Flint water crisis takes shocking turn


Flint's public health emergency with its contaminated water just took a disturbing new turn, as new testimony suggests the alarm should have been sounded long ago.


A disturbing new report indicates that residents and hospitals in Flint should have been notified of an outbreak in disease and stopped residents from using water all the way back in June 2014, a year before the alarm was sounded over contaminated water in the city. Dr. Marcus Zervos, the head of Henry Ford Hospital’s Infectious Diseases division and co-principal investigator of Wayne State University’s study of Flint’s water contamination crisis, took the witness stand again on Sept. 22 to describe his findings.

Zervos testified that an outbreak of legionella bacteria cases had been spotted in the initial weeks of June 2014, and hospitals should have been notified to stop people from using water. Instead, it would take another year before authorities sounded the alarm over local water, leading to a public health crisis.


Legionella bacteria causes symptoms resembling pneumonia, which causes weakening of organs.

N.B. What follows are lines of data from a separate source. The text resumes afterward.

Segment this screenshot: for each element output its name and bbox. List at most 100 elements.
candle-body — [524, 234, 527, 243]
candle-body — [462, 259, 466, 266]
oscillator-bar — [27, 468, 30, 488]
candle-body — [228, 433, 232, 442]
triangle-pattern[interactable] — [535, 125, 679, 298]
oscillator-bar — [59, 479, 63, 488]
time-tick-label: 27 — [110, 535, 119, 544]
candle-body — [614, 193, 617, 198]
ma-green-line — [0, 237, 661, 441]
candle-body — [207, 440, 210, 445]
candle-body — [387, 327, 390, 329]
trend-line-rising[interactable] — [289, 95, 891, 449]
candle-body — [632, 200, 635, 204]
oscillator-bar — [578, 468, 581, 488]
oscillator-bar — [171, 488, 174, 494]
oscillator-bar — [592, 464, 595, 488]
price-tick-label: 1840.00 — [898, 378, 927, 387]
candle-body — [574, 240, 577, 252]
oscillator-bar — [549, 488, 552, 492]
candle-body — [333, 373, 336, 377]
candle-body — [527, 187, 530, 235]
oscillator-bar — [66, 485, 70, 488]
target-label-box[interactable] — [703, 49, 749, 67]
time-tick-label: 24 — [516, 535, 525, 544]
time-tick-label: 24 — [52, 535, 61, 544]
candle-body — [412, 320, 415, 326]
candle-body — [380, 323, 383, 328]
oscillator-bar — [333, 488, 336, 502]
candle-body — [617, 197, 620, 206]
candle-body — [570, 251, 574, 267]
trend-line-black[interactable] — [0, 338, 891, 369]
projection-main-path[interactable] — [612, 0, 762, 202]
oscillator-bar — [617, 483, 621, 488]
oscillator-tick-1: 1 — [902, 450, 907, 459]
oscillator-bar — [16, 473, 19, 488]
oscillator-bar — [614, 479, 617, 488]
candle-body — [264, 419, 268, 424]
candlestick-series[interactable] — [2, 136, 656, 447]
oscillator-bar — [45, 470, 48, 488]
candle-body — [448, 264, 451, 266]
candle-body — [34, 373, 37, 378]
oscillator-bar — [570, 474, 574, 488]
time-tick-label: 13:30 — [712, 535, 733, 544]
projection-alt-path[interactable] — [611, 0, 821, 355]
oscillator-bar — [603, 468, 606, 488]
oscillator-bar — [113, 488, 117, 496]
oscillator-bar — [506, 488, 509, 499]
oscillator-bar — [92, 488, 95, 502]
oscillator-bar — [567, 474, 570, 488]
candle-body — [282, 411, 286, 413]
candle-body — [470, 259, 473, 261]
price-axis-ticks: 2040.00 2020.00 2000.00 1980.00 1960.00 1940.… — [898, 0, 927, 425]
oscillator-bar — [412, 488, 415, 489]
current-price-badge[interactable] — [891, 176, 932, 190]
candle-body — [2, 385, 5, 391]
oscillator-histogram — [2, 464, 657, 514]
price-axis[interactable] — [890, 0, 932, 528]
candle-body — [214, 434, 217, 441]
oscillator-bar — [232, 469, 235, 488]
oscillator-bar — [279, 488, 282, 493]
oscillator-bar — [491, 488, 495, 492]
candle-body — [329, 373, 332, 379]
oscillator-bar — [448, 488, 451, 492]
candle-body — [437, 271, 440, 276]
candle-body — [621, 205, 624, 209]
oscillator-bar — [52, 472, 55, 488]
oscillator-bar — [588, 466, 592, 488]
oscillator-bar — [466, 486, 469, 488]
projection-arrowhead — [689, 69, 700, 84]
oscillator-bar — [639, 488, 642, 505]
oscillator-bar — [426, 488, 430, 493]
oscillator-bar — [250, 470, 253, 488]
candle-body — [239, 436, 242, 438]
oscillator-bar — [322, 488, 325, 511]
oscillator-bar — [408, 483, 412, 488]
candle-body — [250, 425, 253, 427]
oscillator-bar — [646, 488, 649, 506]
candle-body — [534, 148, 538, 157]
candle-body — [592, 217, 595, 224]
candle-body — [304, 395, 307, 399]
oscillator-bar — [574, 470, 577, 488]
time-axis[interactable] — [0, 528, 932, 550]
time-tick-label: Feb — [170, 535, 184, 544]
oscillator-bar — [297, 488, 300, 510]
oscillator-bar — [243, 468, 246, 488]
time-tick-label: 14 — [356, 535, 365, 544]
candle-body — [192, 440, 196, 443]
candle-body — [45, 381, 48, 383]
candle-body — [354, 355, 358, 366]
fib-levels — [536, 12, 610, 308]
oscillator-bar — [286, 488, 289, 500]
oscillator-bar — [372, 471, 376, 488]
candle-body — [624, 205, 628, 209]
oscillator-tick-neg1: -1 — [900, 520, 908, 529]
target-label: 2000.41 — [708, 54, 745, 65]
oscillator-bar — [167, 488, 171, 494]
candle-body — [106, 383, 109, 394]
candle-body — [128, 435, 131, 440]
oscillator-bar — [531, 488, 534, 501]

A defense attorney contradicted Zervos, asking the doctor whether he was coming from a position of public health expertise, which Zervos countered by saying he had 30 years of experience handling infectious diseases.

“A study of lead service lines in Flint’s damaged drinking water system reveals a Swiss cheese pattern in the pipes’ interior crust, with holes where the lead used to be,” reads a statement from the University of Michigan earlier this year on the issue. “The findings–led by researchers at the University of Michigan–support the generally accepted understanding that lead leached into the system because that water wasn’t treated to prevent corrosion. While previous studies had pointed to this mechanism, this is the first direct evidence. It contradicts a regulator’s claim earlier this year that corrosion control chemicals would not have prevented the water crisis.”